Posts by J-M-Z

    At the current time "you get output" .. what bit-depth, colourspace and colour-range I've no idea. It's probably not brilliant as we're forced to use the elFarto VAAPI shim until Kodi gains NVDEC support. There are also quite a few things to unwind/redo in Kodi's EGL rendering path to resolve. The x86 world is oriented towards RGB rather than YUV but this isn't an issue as long as things are being done right, i.e. fixing some of the limited/full range issues in the display chain; which is actively being worked on. So no advantages over Intel/AMD that I can see (both suffer from some of the same RGB issues) and I'd still advise anyone considering new purchases to avoid nVidia cards until more of the plumbing has been straightened out.

    NB: Support for nVidia now means only GPU's that can use the 580.xx driver series; and we've intentionally held off bumping to the latest driver because that orphans eveything before RTX cards.
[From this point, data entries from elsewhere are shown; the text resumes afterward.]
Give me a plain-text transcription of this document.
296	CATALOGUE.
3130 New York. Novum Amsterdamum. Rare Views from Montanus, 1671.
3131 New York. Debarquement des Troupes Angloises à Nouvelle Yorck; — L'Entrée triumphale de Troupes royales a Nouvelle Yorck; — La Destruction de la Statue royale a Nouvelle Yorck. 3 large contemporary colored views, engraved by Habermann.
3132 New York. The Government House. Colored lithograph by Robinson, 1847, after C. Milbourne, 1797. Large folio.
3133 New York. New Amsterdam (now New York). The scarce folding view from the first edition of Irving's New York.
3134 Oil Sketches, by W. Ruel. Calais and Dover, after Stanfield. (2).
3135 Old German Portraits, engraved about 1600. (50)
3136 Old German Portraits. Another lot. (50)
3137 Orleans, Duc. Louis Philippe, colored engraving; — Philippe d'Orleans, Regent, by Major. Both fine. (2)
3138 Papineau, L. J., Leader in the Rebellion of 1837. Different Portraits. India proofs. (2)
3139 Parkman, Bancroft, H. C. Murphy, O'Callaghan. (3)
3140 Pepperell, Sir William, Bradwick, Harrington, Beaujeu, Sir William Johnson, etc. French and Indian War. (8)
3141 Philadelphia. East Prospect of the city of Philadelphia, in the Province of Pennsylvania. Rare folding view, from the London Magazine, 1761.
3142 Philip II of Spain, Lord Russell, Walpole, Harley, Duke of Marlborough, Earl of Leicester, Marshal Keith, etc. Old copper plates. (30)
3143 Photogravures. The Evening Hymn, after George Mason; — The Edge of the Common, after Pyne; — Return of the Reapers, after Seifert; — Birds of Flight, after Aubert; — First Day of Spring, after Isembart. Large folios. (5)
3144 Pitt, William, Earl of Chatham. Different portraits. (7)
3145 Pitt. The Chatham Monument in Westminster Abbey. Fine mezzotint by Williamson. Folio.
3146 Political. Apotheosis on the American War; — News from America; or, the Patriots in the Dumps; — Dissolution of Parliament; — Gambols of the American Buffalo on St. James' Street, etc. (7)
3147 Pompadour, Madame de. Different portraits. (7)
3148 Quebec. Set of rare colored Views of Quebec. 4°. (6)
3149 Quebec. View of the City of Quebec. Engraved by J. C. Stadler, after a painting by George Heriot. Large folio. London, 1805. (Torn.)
Current stats show nVidia tiny user numbers on the 580.xx driver, though to be fair we have been telling users to avoid nVidia cards for the last decade so there's an element of "built it and they will come" in-play. I'd expect numbers to increase once there is clear direction on support.

    Hi chewitt,

    Replying to your points about the EGL rendering and the 580.xx driver: I am definitely one of those "build it and they will come" users!

    Taking your advice, I didn't buy this card specifically for LE. I am repurposing an RTX 3070 Ti from a previous workstation to build a dual-boot Media PC, connected to a 1080p Sony TV.

    Since I have the exact Ampere hardware you are supporting now, I'd love to offer my rig for testing. Whenever you guys have new test builds to straighten out that EGL plumbing and color mapping, just let me know. I'm happy to test and provide logs!

    Thanks for bringing this to the Generic image!

    Hi chewitt,

    I just saw that PR #11533 got merged into master! Thank you so much for the incredibly fast response and for enabling the Mellanox support (and bumping the kernel along with it).

    Just a quick heads-up: I am currently hunting for the specific 1-port version of the ConnectX-3 (MCX311A-XCAT) on the used enterprise market, so it might take a little while before I have it physically in my hands. However, as soon as I manage to grab one and get it installed, I will update to the latest Nightly, test the SFP+ connection, and post the dmesg logs here as promised.

    Thanks again to you and the rest of the team for your amazing work!

    Hi chewitt and everyone,

    I am currently planning a high-end HTPC/Media PC build and I'd love to use a 10Gbps SFP+ connection. My main goal is to completely isolate my audio/video gear from electrical noise (galvanic isolation via fiber) while having enough bandwidth for high-bitrate 4K remuxes from my main server.

    I am looking to buy the Mellanox ConnectX-3 10GbE SFP+ (specifically the MCX311A-XCAT or MCX312A-XCBT). Seeing this thread, I wanted to add my voice that there is definitely a growing interest in SFP+ support for x86_64 builds among A/V purists.

    To answer the valid questions you raised earlier regarding the Mellanox ConnectX-3 (mlx4):

    1. Modules needed: CONFIG_NET_VENDOR_MELLANOX=y and CONFIG_MLX4_EN=m (which should also pull CONFIG_MLX4_CORE=m).

    2. Firmware: The ConnectX-3 cards run their firmware directly from the onboard EEPROM. No additional firmware blobs are required in /lib/firmware, so the impact on the LE default image size would be absolutely minimal (just the compiled kernel module itself).

    Before I pull the trigger and buy the card, would you be open to enabling this in the Nightly (master) branch? If you are willing to spin up a test build or just enable it in the next Nightly, I will gladly buy the card right now, test it thoroughly, and provide the dmesg logs here as proof of it working flawlessly.

    Thanks for all your hard work on LE!